Fas'ın başkenti Rabat'ta Kral Beşinci Muhammed'in mozolesi (ortada). Kral'ın oğulları Hasan (solda) ve Abdullah da kendisiyle aynı mekânda yatmaktadır.
Fas'ın başkenti Rabat'ta Kral Beşinci Muhammed'in mozolesi (ortada). Kral'ın oğulları Hasan (solda) ve Abdullah da kendisiyle aynı mekânda yatmaktadır.

Kral Beşinci Muhammed 26 Şubat 1961’de bir estetik ameliyat için kendisine yapılan genel anestezi sonrası tekrar uyanamadı. Ölümü, ülkede büyük üzüntü doğurdu. Yerine, 32 yaşındaki oğlu Hasan geçti.

Kral Hasan, babasının attığı sağlam temeller üzerinde 38 yıl tahtta kaldı.
Kral Hasan, babasının attığı sağlam temeller üzerinde 38 yıl tahtta kaldı.

Fas’ın bağımsızlığını kazanmasında çok önemli rolü olan Kral Beşinci Muhammed’in hayatı, 5 yüzyıldır Fas’ı yöneten aile hanedanlığının Fas’ın yöneticisi olarak devam etmesini sağlama gayretleriyle geçti. İzlediği dikkatli iç politika ile Fas’ın milliyetçi politikacıları için güvenilir bir sultan olmuş ve bu önemli politikacılar her zaman Sultan’ın arkasında durmuştur.
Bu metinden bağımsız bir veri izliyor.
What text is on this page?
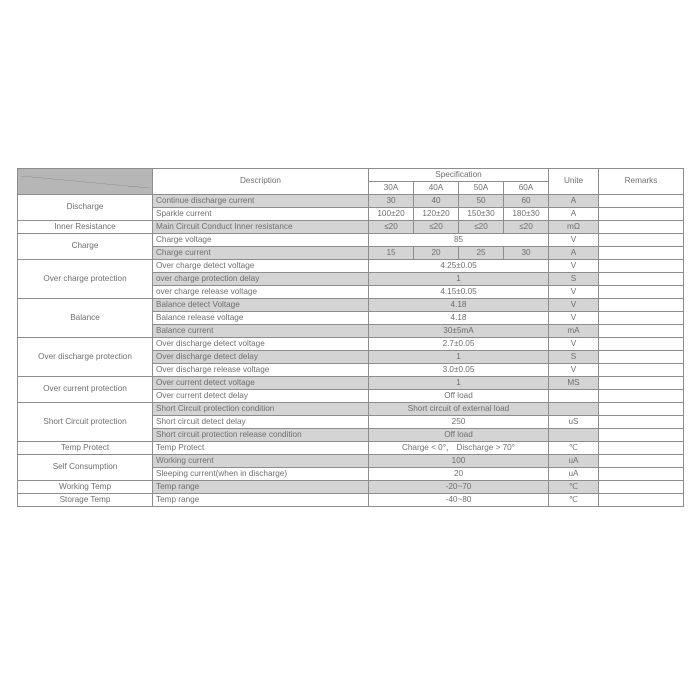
	Description	Specification				Unite	Remarks
		30A	40A	50A	60A		
Discharge	Continue discharge current	30	40	50	60	A	
	Sparkle current	100±20	120±20	150±30	180±30	A	
Inner Resistance	Main Circuit Conduct Inner resistance	≤20	≤20	≤20	≤20	mΩ	
Charge	Charge voltage	85				V	
	Charge current	15	20	25	30	A	
Over charge protection	Over charge detect voltage	4.25±0.05				V	
	over charge protection delay	1				S	
	over charge release voltage	4.15±0.05				V	
Balance	Balance detect Voltage	4.18				V	
	Balance release voltage	4.18				V	
	Balance current	30±5mA				mA	
Over discharge protection	Over discharge detect voltage	2.7±0.05				V	
	Over discharge detect delay	1				S	
	Over discharge release voltage	3.0±0.05				V	
Over current protection	Over current detect voltage	1				MS	
	Over current detect delay	Off load					
Short Circuit protection	Short Circuit protection condition	Short circuit of external load					
	Short circuit detect delay	250				uS	
	Short circuit protection release condition	Off load					
Temp Protect	Temp Protect	Charge < 0°， Discharge > 70°				℃	
Self Consumption	Working current	100				uA	
	Sleeping current(when in discharge)	20				uA	
Working Temp	Temp range	-20~70				℃	
Storage Temp	Temp range	-40~80				℃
Bu güven sayesinde sürgüne gittiği halde tekrar geri dönmesi için Fransız yönetime baskı yapılmıştır. Kral Beşinci Muhammed, izlediği dengeli dış politika ile yeni müttefikler kazanarak, Fransa’ya karşı elini güçlendirmiştir. İlk yıllarda Fransa’nın kendisine verdiği ülkedeki arabulucu rolünü, kendi gücünü elde edene kadar Fransa’yı rahatsız etmeyecek şekilde kullanmıştır. Bu dengeli siyaset Kral’a ve krallığa bağımsızlığını kazandırmıştır.

Fas Kralı Altıncı Muhammed, 1999'dan beri tahtta.
Fas Kralı Altıncı Muhammed, 1999'dan beri tahtta.

Bu denge politikaları sayesinde Fas’ı hala Alevî ailesi yönetmektedir. 1999’da ölen Kral Hasan’ın tahtına oturan oğlu Altıncı Muhammed, hanedanın 23’üncü kralı olarak görev yapmaktadır.